Ketut Adnyana, der nach einem Bachelor in Bandung (Indonesien) und zwei Master-Abschlüssen von der TU Dortmund und der TU Darmstadt einen Master of Business Administration der THM Business School erworben hat, beschäftigte sich mit dem „Impact of AI Technology (ChatGPT) in Increasing Programming Efficiency“. Die Arbeit zeigt, dass ChatGPT durch Vereinfachung der Codegenerierung Unterstützung bei der Fehlersuche in Echtzeit und Dokumentation des Codes ein effektives Werkzeug zur Verbesserung der Produktivität und zur Verkürzung der Lernkurve für Programmierer ist. Laudator Prof. Dr. Gerrit Sames hob die sehr hohe Relevanz dieses Themas für sämtliche Maschinenbauunternehmen mit kundenspezifischen Produkten hervor.

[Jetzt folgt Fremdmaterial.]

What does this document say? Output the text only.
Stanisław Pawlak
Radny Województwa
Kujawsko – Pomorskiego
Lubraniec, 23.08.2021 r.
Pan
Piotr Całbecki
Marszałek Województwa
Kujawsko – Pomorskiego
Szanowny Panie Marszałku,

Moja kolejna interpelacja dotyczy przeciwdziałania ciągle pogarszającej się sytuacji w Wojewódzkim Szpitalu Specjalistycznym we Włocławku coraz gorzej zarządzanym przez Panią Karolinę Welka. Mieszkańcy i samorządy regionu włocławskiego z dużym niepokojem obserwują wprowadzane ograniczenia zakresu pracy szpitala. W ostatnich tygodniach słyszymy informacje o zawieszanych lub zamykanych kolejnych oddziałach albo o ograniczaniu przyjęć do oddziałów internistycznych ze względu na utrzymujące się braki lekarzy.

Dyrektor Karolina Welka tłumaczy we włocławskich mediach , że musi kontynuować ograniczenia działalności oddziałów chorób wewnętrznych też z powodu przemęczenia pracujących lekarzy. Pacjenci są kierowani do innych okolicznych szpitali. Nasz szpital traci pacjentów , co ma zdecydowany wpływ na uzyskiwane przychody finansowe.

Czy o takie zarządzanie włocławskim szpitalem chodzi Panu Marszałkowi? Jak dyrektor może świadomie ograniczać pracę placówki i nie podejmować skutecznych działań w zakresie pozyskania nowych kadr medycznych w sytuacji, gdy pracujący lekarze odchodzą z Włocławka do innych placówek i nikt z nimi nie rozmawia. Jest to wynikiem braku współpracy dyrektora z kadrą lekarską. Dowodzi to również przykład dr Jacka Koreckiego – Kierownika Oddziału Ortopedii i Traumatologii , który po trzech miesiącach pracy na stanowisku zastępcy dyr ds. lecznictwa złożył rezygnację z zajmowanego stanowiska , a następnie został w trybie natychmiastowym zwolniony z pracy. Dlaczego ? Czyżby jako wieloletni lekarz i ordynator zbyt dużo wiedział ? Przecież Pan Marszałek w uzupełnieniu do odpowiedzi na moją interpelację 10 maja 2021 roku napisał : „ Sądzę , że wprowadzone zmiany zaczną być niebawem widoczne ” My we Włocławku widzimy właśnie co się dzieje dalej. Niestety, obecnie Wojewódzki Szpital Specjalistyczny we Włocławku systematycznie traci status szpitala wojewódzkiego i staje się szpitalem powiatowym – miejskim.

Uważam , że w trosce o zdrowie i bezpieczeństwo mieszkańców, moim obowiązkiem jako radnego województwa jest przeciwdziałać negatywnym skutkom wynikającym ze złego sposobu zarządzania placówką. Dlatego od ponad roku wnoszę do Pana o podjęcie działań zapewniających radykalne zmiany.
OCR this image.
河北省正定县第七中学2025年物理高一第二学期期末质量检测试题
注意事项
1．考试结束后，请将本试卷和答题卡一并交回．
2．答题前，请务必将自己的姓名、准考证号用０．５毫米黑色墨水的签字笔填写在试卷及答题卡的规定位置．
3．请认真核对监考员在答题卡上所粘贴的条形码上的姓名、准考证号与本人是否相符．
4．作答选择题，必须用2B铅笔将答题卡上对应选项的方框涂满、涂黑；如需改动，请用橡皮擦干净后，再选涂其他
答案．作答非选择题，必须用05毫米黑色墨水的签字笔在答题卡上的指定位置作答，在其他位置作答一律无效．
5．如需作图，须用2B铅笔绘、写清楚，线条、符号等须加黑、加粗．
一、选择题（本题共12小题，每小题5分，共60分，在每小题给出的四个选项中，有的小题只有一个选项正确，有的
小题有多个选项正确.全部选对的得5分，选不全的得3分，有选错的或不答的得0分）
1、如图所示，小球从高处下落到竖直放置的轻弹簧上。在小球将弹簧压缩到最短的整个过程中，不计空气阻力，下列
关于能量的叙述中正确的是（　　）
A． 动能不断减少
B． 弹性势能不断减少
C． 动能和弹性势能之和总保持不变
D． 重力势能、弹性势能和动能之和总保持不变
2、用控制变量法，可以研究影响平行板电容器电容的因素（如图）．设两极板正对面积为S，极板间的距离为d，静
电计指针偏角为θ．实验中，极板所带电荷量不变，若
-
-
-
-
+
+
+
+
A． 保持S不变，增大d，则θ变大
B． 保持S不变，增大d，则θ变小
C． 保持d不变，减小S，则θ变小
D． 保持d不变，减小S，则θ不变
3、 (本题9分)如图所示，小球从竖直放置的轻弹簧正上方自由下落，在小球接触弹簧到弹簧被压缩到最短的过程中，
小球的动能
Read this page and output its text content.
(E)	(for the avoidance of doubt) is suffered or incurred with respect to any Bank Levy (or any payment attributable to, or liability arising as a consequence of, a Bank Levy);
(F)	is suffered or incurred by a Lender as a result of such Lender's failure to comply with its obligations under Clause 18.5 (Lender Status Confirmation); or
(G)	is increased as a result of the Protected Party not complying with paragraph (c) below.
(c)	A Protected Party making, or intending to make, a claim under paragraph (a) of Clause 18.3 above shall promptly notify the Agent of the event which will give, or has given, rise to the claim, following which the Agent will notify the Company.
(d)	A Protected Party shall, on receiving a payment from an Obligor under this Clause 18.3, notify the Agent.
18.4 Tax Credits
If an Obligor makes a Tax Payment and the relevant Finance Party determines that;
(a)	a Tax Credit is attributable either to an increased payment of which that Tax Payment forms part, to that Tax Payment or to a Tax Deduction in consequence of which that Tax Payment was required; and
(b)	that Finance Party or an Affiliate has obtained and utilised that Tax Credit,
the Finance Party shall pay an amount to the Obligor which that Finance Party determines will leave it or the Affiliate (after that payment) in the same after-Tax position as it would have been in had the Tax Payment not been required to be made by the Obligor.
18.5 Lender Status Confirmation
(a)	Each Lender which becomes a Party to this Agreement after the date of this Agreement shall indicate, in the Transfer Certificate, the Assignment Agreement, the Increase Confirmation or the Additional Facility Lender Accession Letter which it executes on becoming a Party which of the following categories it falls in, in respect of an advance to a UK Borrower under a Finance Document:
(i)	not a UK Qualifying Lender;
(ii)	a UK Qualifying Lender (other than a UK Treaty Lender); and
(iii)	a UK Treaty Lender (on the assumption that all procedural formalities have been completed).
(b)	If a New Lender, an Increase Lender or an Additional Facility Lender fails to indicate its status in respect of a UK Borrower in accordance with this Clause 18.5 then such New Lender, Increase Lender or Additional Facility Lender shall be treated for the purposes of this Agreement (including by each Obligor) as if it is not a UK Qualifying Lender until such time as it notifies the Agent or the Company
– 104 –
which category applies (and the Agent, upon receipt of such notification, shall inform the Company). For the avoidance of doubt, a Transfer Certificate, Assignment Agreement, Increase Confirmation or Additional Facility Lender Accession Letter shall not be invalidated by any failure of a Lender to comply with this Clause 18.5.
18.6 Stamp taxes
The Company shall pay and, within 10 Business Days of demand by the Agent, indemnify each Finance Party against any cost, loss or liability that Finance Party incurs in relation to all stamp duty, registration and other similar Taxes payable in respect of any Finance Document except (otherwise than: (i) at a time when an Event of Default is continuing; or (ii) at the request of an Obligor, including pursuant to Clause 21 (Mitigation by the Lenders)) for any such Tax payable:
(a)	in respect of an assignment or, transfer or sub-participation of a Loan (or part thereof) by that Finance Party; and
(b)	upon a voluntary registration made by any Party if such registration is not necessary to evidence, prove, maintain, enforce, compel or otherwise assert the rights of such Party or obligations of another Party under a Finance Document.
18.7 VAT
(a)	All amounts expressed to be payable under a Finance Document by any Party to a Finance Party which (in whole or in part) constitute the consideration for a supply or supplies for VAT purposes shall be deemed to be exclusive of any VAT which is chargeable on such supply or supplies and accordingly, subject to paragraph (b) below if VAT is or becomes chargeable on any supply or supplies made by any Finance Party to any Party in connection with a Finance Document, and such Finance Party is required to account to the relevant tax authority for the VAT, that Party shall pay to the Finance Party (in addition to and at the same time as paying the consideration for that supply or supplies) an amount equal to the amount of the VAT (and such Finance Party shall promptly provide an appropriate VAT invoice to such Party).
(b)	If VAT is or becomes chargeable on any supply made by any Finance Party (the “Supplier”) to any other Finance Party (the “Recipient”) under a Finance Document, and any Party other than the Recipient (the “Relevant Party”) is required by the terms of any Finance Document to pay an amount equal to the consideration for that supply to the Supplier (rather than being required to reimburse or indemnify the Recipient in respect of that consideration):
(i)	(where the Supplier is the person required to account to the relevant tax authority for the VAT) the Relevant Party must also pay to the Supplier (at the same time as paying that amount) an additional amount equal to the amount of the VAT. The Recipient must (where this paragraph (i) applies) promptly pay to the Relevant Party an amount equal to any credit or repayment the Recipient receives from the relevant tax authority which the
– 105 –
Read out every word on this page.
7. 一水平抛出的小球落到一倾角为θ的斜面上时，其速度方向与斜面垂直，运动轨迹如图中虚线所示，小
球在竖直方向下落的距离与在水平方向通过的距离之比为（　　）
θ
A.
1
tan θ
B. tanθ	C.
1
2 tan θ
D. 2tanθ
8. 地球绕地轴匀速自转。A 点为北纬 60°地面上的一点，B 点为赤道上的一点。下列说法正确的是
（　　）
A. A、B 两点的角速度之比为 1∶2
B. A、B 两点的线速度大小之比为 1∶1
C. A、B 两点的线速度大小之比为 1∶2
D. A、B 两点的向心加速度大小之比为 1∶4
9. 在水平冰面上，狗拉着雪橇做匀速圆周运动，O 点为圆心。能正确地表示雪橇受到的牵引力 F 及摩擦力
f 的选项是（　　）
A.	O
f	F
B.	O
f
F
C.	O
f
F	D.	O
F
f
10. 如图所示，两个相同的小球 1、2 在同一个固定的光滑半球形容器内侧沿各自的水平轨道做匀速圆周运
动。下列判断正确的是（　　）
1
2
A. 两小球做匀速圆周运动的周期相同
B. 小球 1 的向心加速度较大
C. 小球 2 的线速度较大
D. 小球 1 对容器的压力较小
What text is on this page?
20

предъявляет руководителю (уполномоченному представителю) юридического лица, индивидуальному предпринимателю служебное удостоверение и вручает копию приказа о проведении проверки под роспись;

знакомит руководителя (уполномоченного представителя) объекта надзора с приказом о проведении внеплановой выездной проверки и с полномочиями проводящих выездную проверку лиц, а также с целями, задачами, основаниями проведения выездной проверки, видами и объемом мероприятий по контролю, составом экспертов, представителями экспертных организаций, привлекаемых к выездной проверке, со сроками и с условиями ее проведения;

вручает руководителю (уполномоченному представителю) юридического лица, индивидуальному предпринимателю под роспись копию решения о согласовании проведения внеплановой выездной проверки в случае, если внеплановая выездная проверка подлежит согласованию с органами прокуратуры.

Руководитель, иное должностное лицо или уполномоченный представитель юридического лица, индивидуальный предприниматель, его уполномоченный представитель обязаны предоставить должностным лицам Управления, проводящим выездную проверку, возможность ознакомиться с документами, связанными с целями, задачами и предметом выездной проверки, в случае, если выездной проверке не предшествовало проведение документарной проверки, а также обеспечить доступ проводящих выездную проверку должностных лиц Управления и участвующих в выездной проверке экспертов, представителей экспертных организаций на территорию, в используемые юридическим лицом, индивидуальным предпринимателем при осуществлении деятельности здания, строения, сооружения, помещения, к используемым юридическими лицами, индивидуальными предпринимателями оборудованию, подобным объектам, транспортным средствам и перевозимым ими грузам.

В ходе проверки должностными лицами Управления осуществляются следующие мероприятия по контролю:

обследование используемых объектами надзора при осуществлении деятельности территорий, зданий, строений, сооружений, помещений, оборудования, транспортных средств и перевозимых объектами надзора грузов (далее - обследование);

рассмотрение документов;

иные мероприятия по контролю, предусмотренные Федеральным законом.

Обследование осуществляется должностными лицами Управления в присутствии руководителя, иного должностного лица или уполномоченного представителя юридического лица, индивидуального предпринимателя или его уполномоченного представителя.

Als Zeichen der Wertschätzung seiner Leistung war der indonesische Generalkonsul in Frankfurt, Antonius Yudi Triantoro, angereist.

Nils Schäfer schließlich hat eine Masterarbeit am Fachbereich Bauwesen zur „Datengestützten Vordimensionierung: Graph Neuronale Netze in der Stahlbetonbemessung“ vorgelegt – ebenfalls ein Anwendungsfall für KI. Die Vordimensionierung im konstruktiven Ingenieurbau gilt als manueller, erfahrungsbasierter Prozess, der stark von den Fähigkeiten des Ingenieurs abhängt. Schäfer hat ein neuronales Netz trainiert, das mit einer sehr hohen Genauigkeit von mehr als 96 Prozent eingesetzt werden konnte – mit einem extremen Zeitvorteil gegenüber der manuellen Vordimensionierung von Stahlbetontragwerken. Seine Arbeit schließt eine Forschungslücke im Bauwesen. Prof. Dr. Joaquín Diaz lobte die beeindruckende fachliche Tiefe und Qualität der Arbeit.

Zusätzlich vergab die Stiftung zwei Stipendien, die das erste Studienjahr von Ilona Leinweber, Goetheschule Wetzlar, und Josefine Weber, Liebig-Schule Gießen, mit monatlich 500 Euro unterstützen. Neben guten Leistungen überzeugten die Schülerinnen die Jury durch gesellschaftliches Engagement und die in den Bewerbungen deutlich gewordene Leidenschaft für Naturwissenschaften.